YeARS AGO


Today is Monday, Sept. 15, the 258th day of 2014. There are 107 days left in the year.

ASSOCIATED PRESS

On this date in:

1789: The U.S. Department of Foreign Affairs is renamed the Department of State.

1776: British forces occupy New York City during the American Revolution.

1857: William Howard Taft — who would serve as president of the United States and as U.S. chief justice — is born in Cincinnati.

1887: Philadelphia launches a three-day celebration of the 100th anniversary of the Constitution of the United States.

1949: “The Lone Ranger” premieres on ABC-TV with Clayton Moore as the masked hero and Jay Silverheels as Tonto.

1950: During the Korean conflict, United Nations forces land at Incheon in the south and begins their drive toward Seoul.

1954: As raucous fans look on, Marilyn Monroe films the famous billowing-skirt scene for “The Seven Year Itch” over a Lexington Ave. subway grate in Manhattan (however, little, if any, of the footage ended up in the movie; the scene was later reshot on a Hollywood set).

1963: Four black girls are killed when a bomb goes off during Sunday services at the 16th Street Baptist Church in Birmingham, Ala. (Three Ku Klux Klansmen eventually were convicted for their roles in the blast.)

1964: The prime-time soap opera “Peyton Place” premieres on ABC-TV.

1989: Pulitzer Prize- winning author Robert Penn Warren, the first poet laureate of the U.S., dies in Stratton, Vt., at age 84.

1994: A tape recording of John Lennon singing with his teen-age band, The Quarrymen, in a Liverpool club on July 6, 1957, is sold at Sotheby’s for $122,500 (it was at this gig that Lennon first met Paul McCartney).

2004: Three Americans are found guilty in Kabul, Afghanistan, of torturing Afghans in a private jail and were sentenced to prison. (Edward Caraballo, a freelance cameraman, was released in May 2006; Brent Bennett was freed in September 2006; Jack Idema, a former Green Beret, was pardoned in June 2007.)

VINDICATOR FILES

1989: The Ohio State University marching band will perform at the Boardman Band Night ’89 at Boardman Stadium, along with bands from Boardman, McDonald, East Palestine, Lakeview, West Branch and Canfield.

After an eight-hour bargaining session called by Gov.

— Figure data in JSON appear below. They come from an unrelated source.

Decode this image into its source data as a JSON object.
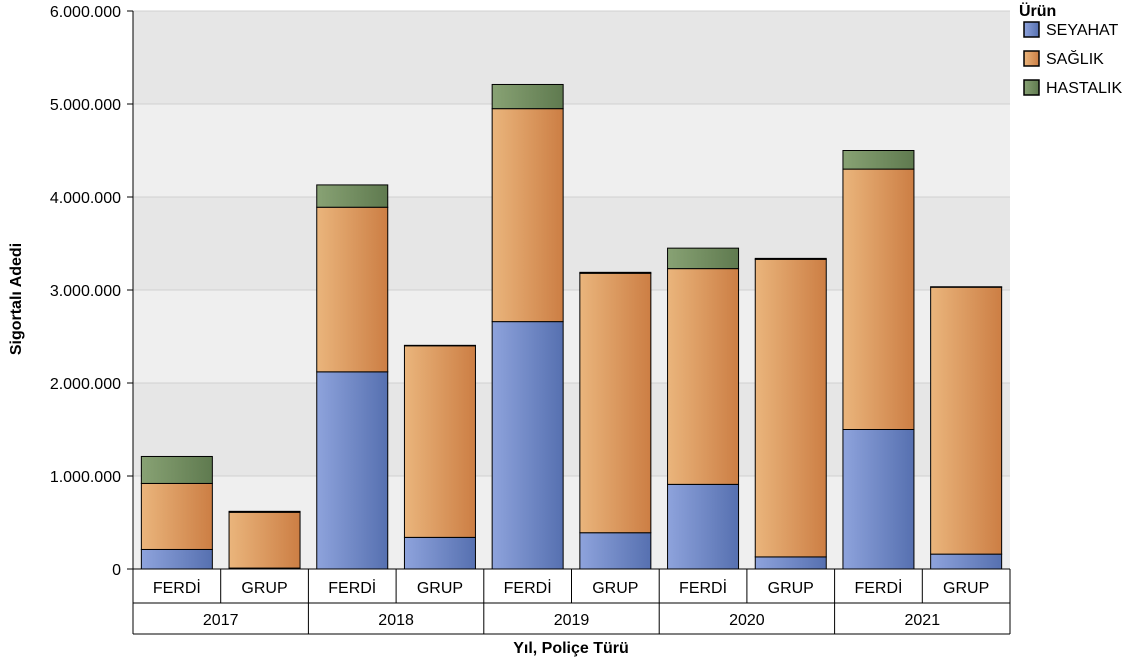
{
  "chart_data": {
    "type": "bar",
    "stacked": true,
    "xlabel": "Yıl, Poliçe Türü",
    "ylabel": "Sigortalı Adedi",
    "ylim": [
      0,
      6000000
    ],
    "yticks": [
      {
        "value": 0,
        "label": "0"
      },
      {
        "value": 1000000,
        "label": "1.000.000"
      },
      {
        "value": 2000000,
        "label": "2.000.000"
      },
      {
        "value": 3000000,
        "label": "3.000.000"
      },
      {
        "value": 4000000,
        "label": "4.000.000"
      },
      {
        "value": 5000000,
        "label": "5.000.000"
      },
      {
        "value": 6000000,
        "label": "6.000.000"
      }
    ],
    "groups": [
      "2017",
      "2018",
      "2019",
      "2020",
      "2021"
    ],
    "categories": [
      "FERDİ",
      "GRUP",
      "FERDİ",
      "GRUP",
      "FERDİ",
      "GRUP",
      "FERDİ",
      "GRUP",
      "FERDİ",
      "GRUP"
    ],
    "legend_title": "Ürün",
    "legend_position": "top-right",
    "series": [
      {
        "name": "SEYAHAT",
        "color": "#6f86c6",
        "values": [
          210000,
          10000,
          2120000,
          340000,
          2660000,
          390000,
          910000,
          130000,
          1500000,
          160000
        ]
      },
      {
        "name": "SAĞLIK",
        "color": "#d98c4e",
        "values": [
          710000,
          600000,
          1770000,
          2060000,
          2290000,
          2790000,
          2320000,
          3200000,
          2800000,
          2870000
        ]
      },
      {
        "name": "HASTALIK",
        "color": "#6f8a5c",
        "values": [
          290000,
          10000,
          240000,
          5000,
          260000,
          10000,
          220000,
          10000,
          200000,
          5000
        ]
      }
    ],
    "grid": true
  }
}
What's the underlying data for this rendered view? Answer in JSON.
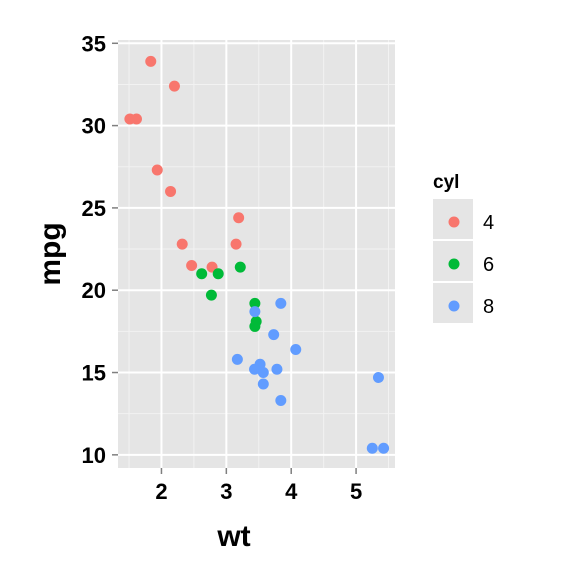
{
  "chart_data": {
    "type": "scatter",
    "title": "",
    "xlabel": "wt",
    "ylabel": "mpg",
    "xlim": [
      1.33,
      5.6
    ],
    "ylim": [
      9.2,
      35.2
    ],
    "x_ticks": [
      2,
      3,
      4,
      5
    ],
    "y_ticks": [
      10,
      15,
      20,
      25,
      30,
      35
    ],
    "grid": true,
    "legend": {
      "title": "cyl",
      "position": "right",
      "entries": [
        {
          "label": "4",
          "color": "#f8766d"
        },
        {
          "label": "6",
          "color": "#00ba38"
        },
        {
          "label": "8",
          "color": "#619cff"
        }
      ]
    },
    "series": [
      {
        "name": "4",
        "color": "#f8766d",
        "points": [
          [
            1.835,
            33.9
          ],
          [
            2.2,
            32.4
          ],
          [
            1.513,
            30.4
          ],
          [
            1.615,
            30.4
          ],
          [
            1.935,
            27.3
          ],
          [
            2.14,
            26.0
          ],
          [
            3.19,
            24.4
          ],
          [
            2.32,
            22.8
          ],
          [
            3.15,
            22.8
          ],
          [
            2.465,
            21.5
          ],
          [
            2.78,
            21.4
          ]
        ]
      },
      {
        "name": "6",
        "color": "#00ba38",
        "points": [
          [
            2.62,
            21.0
          ],
          [
            2.875,
            21.0
          ],
          [
            3.215,
            21.4
          ],
          [
            2.77,
            19.7
          ],
          [
            3.44,
            19.2
          ],
          [
            3.46,
            18.1
          ],
          [
            3.44,
            17.8
          ]
        ]
      },
      {
        "name": "8",
        "color": "#619cff",
        "points": [
          [
            3.84,
            19.2
          ],
          [
            3.44,
            18.7
          ],
          [
            3.73,
            17.3
          ],
          [
            4.07,
            16.4
          ],
          [
            3.17,
            15.8
          ],
          [
            3.52,
            15.5
          ],
          [
            3.78,
            15.2
          ],
          [
            3.435,
            15.2
          ],
          [
            3.57,
            15.0
          ],
          [
            5.345,
            14.7
          ],
          [
            3.57,
            14.3
          ],
          [
            3.84,
            13.3
          ],
          [
            5.25,
            10.4
          ],
          [
            5.424,
            10.4
          ]
        ]
      }
    ]
  }
}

Richard F. Celeste, work resumes on construction of the Associated Products building in Vienna Township, using virtually all local union labor.

A sheriff’s sale of the Poland post office is avoided with the payment of delinquent taxes on the building by Warner Realty of Warren.

1974: Work is slightly behind schedule on Lordstown’s $6.1 million high school, but contractors say they will be able to finish in time for the 1975-76 school year.

Edward A. Purnell, 77, retired president and former chairman of the General Fireproofing Co., dies of a heart attack at his Oriole Drive home.

Michael Devine, Josephine Harper and W.C. Clatterbuck win top honors at the 28th annual Mahoning Valley Stamp Club’s MAVEX ’74 at the Butler Institute of American Art.

1964: A Mahoning County grand jury returns two first-degree murder indictments and two vehicular manslaughter indictments.

Steel Magazine reports that over the next decade the U.S. steel industry will spend more than $20 billion for new equipment.

1939: Police Chief Carl Olson says 18 boys, age 16 to 18, are arrested on charges of disturbance and violation of sidewalk ordinances after football games. One group entered the Tod Hotel lobby and upset furniture.

Youngstown College defeats Geneva, 20-7, in the season’s opening game at South High Fieldhouse before 8,000 fans.

Atty. Guy Ohl, candidate for mayor, tells the Mahoning County Women’s Republican Club that “the bug is the paramount evil which must be suppressed” as he pledges a crackdown on numbers gambling if elected.